A leukocyte-mimetic magnetic resonance imaging contrast agent homes rapidly to activated endothelium and tracks with atherosclerotic lesion macrophage content.
McAteer MA., Mankia K., Ruparelia N., Jefferson A., Nugent HB., Stork LA., Channon KM., Schneider JE., Choudhury RP.
OBJECTIVE: Endothelial cell activation is an important mediator of monocyte recruitment to sites of vascular inflammation. We hypothesized that high-affinity dual-ligand microparticles of iron oxide (MPIO), targeted to P-selectin and vascular cell adhesion molecule-1 (PV-MPIO), would identify activated endothelial cells during atherosclerosis progression. METHODS AND RESULTS: In vivo magnetic resonance imaging in apolipoprotein E-deficient mice showed rapid binding of PV-MPIO to the aortic root, which was maximal 30 minutes post-MPIO injection and maintained at 60 minutes. Minimal binding was observed for control IgG-MPIO. Intensely low magnetic resonance signal areas, corresponding to PV-MPIO binding, were detected early (14 weeks), during foam cell formation. Contrast effects increased at 20 weeks during fibrofatty lesion development (P<0.05), but reduced by 30 weeks (P<0.01). Across all lesion severities, magnetic resonance imaging contrast effects correlated with lesion macrophage area quantified by immunohistochemistry (R=0.53; P<0.01).
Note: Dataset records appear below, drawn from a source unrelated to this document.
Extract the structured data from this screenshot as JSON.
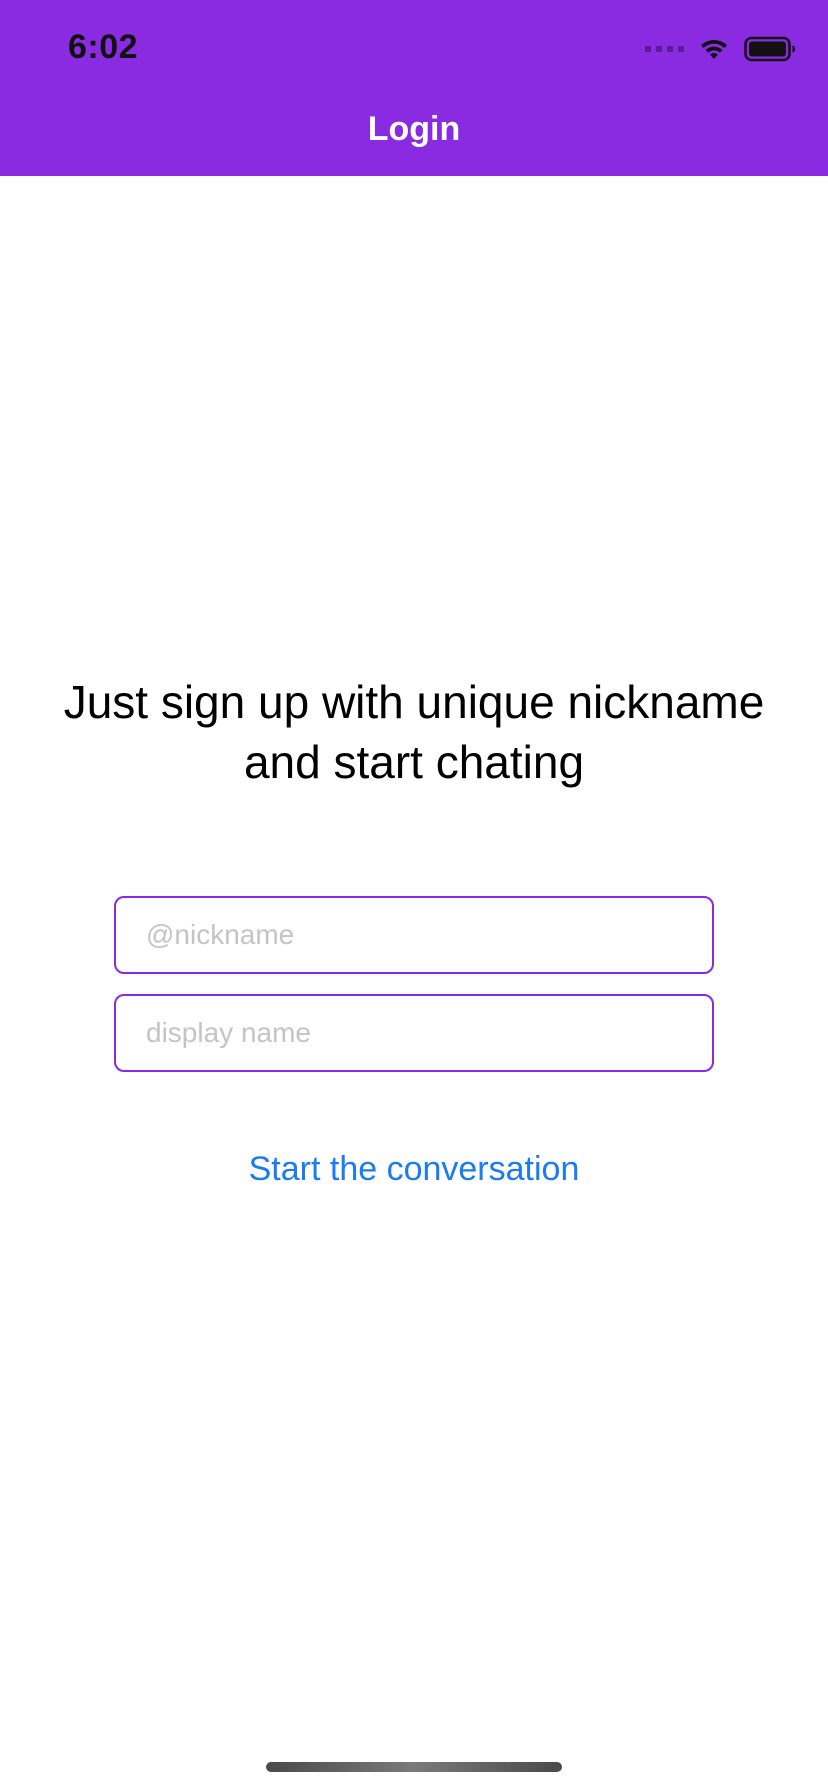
{
  "status_bar": {
    "time": "6:02",
    "icons": [
      "signal-icon",
      "wifi-icon",
      "battery-icon"
    ]
  },
  "nav": {
    "title": "Login",
    "background": "#8a2be2"
  },
  "main": {
    "headline": "Just sign up with unique nickname and start chating",
    "nickname_placeholder": "@nickname",
    "display_name_placeholder": "display name",
    "cta_label": "Start the conversation"
  },
  "colors": {
    "accent": "#8a2be2",
    "link": "#1a7bf2"
  }
}
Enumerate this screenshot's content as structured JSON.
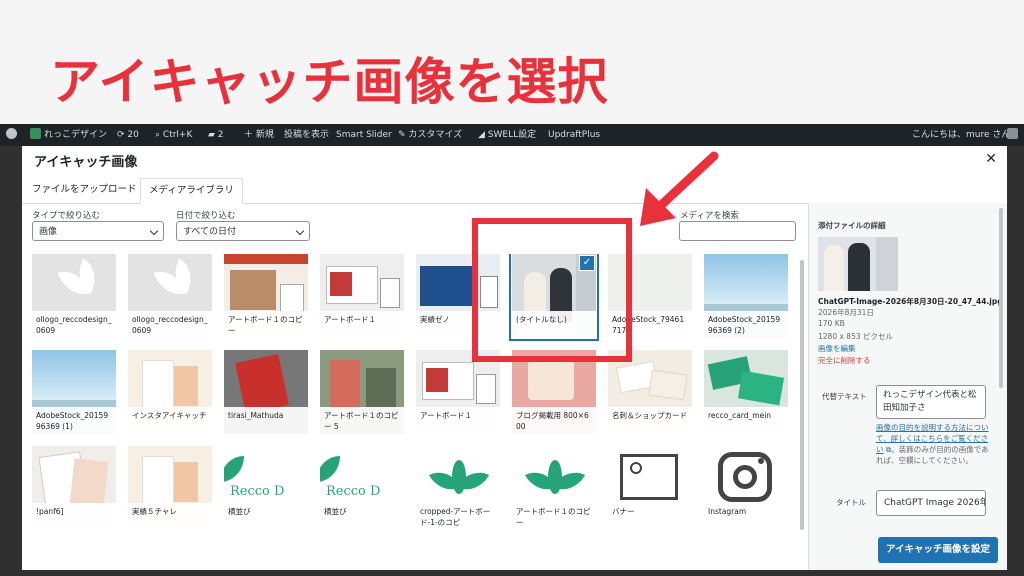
{
  "banner": {
    "title": "アイキャッチ画像を選択",
    "color": "#e8313a"
  },
  "adminbar": {
    "site_name": "れっこデザイン",
    "updates": "20",
    "shortcut": "Ctrl+K",
    "comments": "2",
    "new": "＋ 新規",
    "view_post": "投稿を表示",
    "smart_slider": "Smart Slider",
    "customize": "カスタマイズ",
    "swell": "SWELL設定",
    "updraft": "UpdraftPlus",
    "greeting": "こんにちは、mure さん"
  },
  "modal": {
    "title": "アイキャッチ画像",
    "tabs": [
      "ファイルをアップロード",
      "メディアライブラリ"
    ],
    "active_tab": 1,
    "filter_type_label": "タイプで絞り込む",
    "filter_type_value": "画像",
    "filter_date_label": "日付で絞り込む",
    "filter_date_value": "すべての日付",
    "search_label": "メディアを検索",
    "items": [
      {
        "caption": "ollogo_reccodesign_0609",
        "kind": "leaf"
      },
      {
        "caption": "ollogo_reccodesign_0609",
        "kind": "leaf"
      },
      {
        "caption": "アートボード１のコピー",
        "kind": "photo-warm"
      },
      {
        "caption": "アートボード１",
        "kind": "photo-red"
      },
      {
        "caption": "実績ゼノ",
        "kind": "screen-blue"
      },
      {
        "caption": "(タイトルなし)",
        "kind": "photo-people",
        "selected": true
      },
      {
        "caption": "AdobeStock_794617176",
        "kind": "plain-light"
      },
      {
        "caption": "AdobeStock_2015996369 (2)",
        "kind": "sky"
      },
      {
        "caption": "AdobeStock_2015996369 (1)",
        "kind": "sky"
      },
      {
        "caption": "インスタアイキャッチ",
        "kind": "paper"
      },
      {
        "caption": "tirasi_Mathuda",
        "kind": "flyer"
      },
      {
        "caption": "アートボード１のコピー 5",
        "kind": "photo-green"
      },
      {
        "caption": "アートボード１",
        "kind": "photo-red"
      },
      {
        "caption": "ブログ掲載用 800×600",
        "kind": "pink"
      },
      {
        "caption": "名刺＆ショップカード",
        "kind": "cards-cream"
      },
      {
        "caption": "recco_card_mein",
        "kind": "cards-green"
      },
      {
        "caption": "!panf6]",
        "kind": "flyer-light"
      },
      {
        "caption": "実績５チャレ",
        "kind": "paper"
      },
      {
        "caption": "横並び",
        "kind": "recco"
      },
      {
        "caption": "横並び",
        "kind": "recco"
      },
      {
        "caption": "cropped-アートボード-1-のコピ",
        "kind": "leaf-green"
      },
      {
        "caption": "アートボード１のコピー",
        "kind": "leaf-green"
      },
      {
        "caption": "バナー",
        "kind": "placeholder"
      },
      {
        "caption": "Instagram",
        "kind": "instagram"
      }
    ],
    "recco_text": "Recco D",
    "sidebar": {
      "heading": "添付ファイルの詳細",
      "filename": "ChatGPT-Image-2026年8月30日-20_47_44.jpg",
      "date": "2026年8月31日",
      "size": "170 KB",
      "dimensions": "1280 x 853 ピクセル",
      "edit_link": "画像を編集",
      "delete_link": "完全に削除する",
      "alt_label": "代替テキスト",
      "alt_value": "れっこデザイン代表と松田知加子さ",
      "alt_help_link": "画像の目的を説明する方法について、詳しくはこちらをご覧ください",
      "alt_help_text": "。装飾のみが目的の画像であれば、空欄にしてください。",
      "title_label": "タイトル",
      "title_value": "ChatGPT Image 2026年"
    },
    "primary_button": "アイキャッチ画像を設定",
    "accent": "#2271b1"
  }
}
Near-infrared fluorescently labeled PV-MPIO were shown, by flow cytometry, to bind only activated endothelial cells and not to macrophages. Using en face immunofluorescence, we further demonstrate selective PV-MPIO accumulation at atherosclerosis-susceptible sites, with minimal binding to atherosclerosis-spared regions. CONCLUSIONS: This high-affinity leukocyte-mimetic magnetic resonance imaging agent reveals endothelial activation. PV-MPIO demonstrate exceptionally rapid in vivo steady state accumulation, providing conspicuous magnetic resonance contrast effects that can be objectively quantified. In atherosclerosis progression, PV-MPIO tracked closely with the burden and distribution of plaque macrophages, not merely plaque size. On a biocompatible platform, this approach has potential for quantitative magnetic resonance imaging of inflammatory disease activity.